Document 1 : Le bon sens n’est pas une clef de la compréhension
des faits économiques et sociaux, mais son principal obstacle.
« Je suis frappé de voir que, dans son livre qui parait ces jours-ci Alfred Sauvy a jugé nécessaire de dire aux Français ce que
j'essaie moi-même de leur écrire ici. La situation économique de la France est grave, non seulement plus que ne le reconnaît
l'opposition, mais plus que ne l'admet l'opinion ; plus même que ne le dit, et peut-être que ne le pense le gouvernement. Et
surtout, au train où vont les choses, la nation n'est pas en voie de redressement mais au contraire l'écart s'accentue plutôt qu'il
ne se réduit entre ce qu'est l'économie française et ce qu'elle doit devenir, ce qu'elle deviendra inéluctablement avant de
retrouver la santé. Or cette situation tient essentiellement à l'ignorance et à l'incivisme des citoyens. À l'ignorance surtout, car
si chaque Français prenait une conscience correcte de la réalité, il cesserait de revendiquer contre lui-même le maintien de
situations qui ne peuvent plus être maintenues, des gratuités qui ne peuvent être gratuites, des subventions qu'il doit lui-même
payer…
Nous avons pendant trente ans, les trente glorieuses, bénéficié correctement de circonstances exceptionnellement favorables.

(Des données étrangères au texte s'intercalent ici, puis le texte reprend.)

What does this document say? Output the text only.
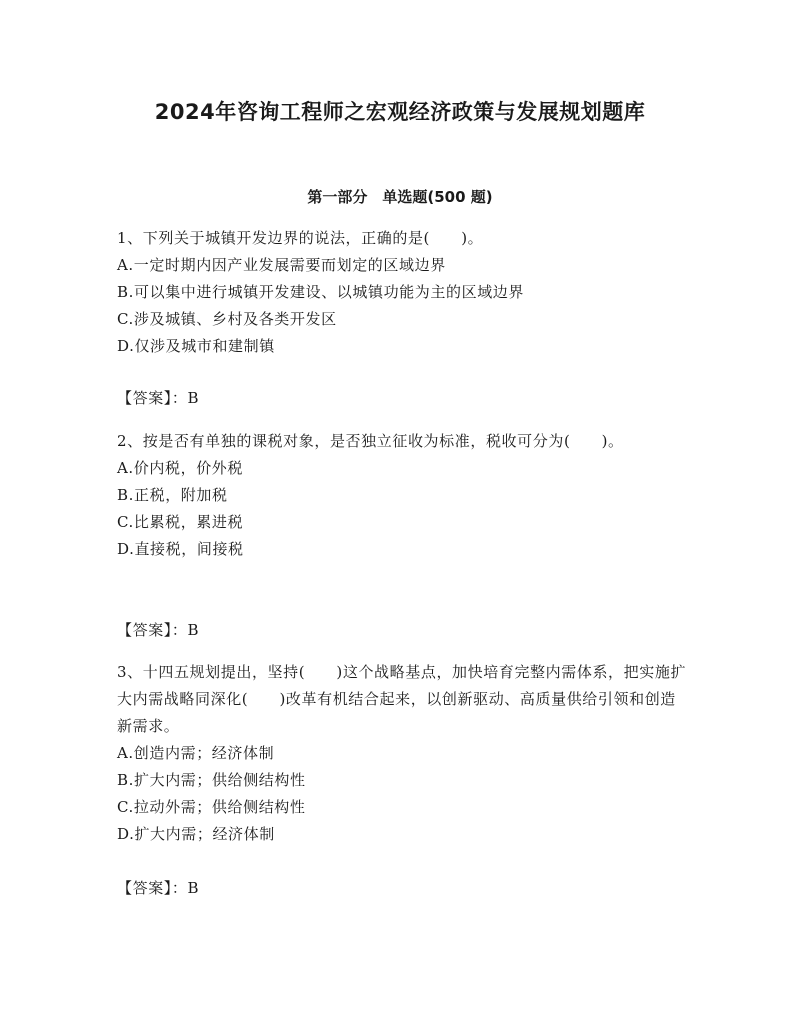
2024年咨询工程师之宏观经济政策与发展规划题库
第一部分　单选题(500 题)

1、下列关于城镇开发边界的说法，正确的是(　　)。

A.一定时期内因产业发展需要而划定的区域边界

B.可以集中进行城镇开发建设、以城镇功能为主的区域边界

C.涉及城镇、乡村及各类开发区

D.仅涉及城市和建制镇

【答案】：B

2、按是否有单独的课税对象，是否独立征收为标准，税收可分为(　　)。

A.价内税，价外税

B.正税，附加税

C.比累税，累进税

D.直接税，间接税

【答案】：B

3、十四五规划提出，坚持(　　)这个战略基点，加快培育完整内需体系，把实施扩大内需战略同深化(　　)改革有机结合起来，以创新驱动、高质量供给引领和创造新需求。

A.创造内需；经济体制

B.扩大内需；供给侧结构性

C.拉动外需；供给侧结构性

D.扩大内需；经济体制

【答案】：B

Nous avons acquis l'un des plus hauts niveaux de vie du monde. Mais ce n'est, et ce ne peut être, que par un système
économique complexe et fragile, fortement dépendant des échanges extérieurs (pétrole, mais non seulement pétrole : 30 à 35
milliards de francs par mois d'achats à l'étranger, achats qu'il faut payer par des ventes d'égal montant de produits fabriqués
en France). Ainsi 5 000 000 de Français sont occupés à produire des marchandises et des services qui doivent être vendus à
l'étranger.
Depuis 1973, notre machine économique n'est plus accordée aux réalités extérieures d'un monde où, d'une part, les pays de
l'O.P.E.P., monopoleurs du pétrole, prélèvent sur nous un tribut croissant, mais où, de plus, et peut-être surtout, nombre de
peuples adoptent peu à peu nos techniques de production avec des salaires deux, trois, quatre et jusqu'à cinq fois plus faibles
que les nôtres. Un monde où les privilèges de l'Occident s'estompent ; où notre avance scientifique et technique se réduit ;
mais où, plus que jamais, la force prime le droit.
Le niveau de vie de la France est aujourd'hui de l'ordre du décuple du niveau de vie moyen mondial. Il est inéluctable et
d'ailleurs juste que cet énorme écart se réduise puis s'annule au cours des cent ou deux cents prochaines années. Sans doute
cela peut-il se faire par hausse du niveau de vie des plus pauvres, sans réduction du niveau de vie absolu des plus riches. Mais
il est clair qu'il nous faudra, pour seulement maintenir notre niveau actuel, plus d'efforts et plus d'habileté, plus d'initiatives et
plus d'invention... que nous n'en avons fourni pour l'acquérir de 1946 à 1975.
En particulier, beaucoup de Français commencent à voir que l'évolution économique et sociale du monde exige, en France,
un redéploiement de l'industrie, et plus généralement des activités de production : une redistribution, donc, de la population
active des secteurs où nous avons cessé et cesserons d'être en avance sur le monde, vers les secteurs où nous le demeurons, et
vers les secteurs, à créer, où nous le deviendrons. Mais chaque parti, chaque syndicat, chaque club, que dis-je ? chaque
Français diffère sur les procédures et les moyens de cette évolution. La raison en est simple : chaque Français juge
personnellement la situation économique avec son bon sens.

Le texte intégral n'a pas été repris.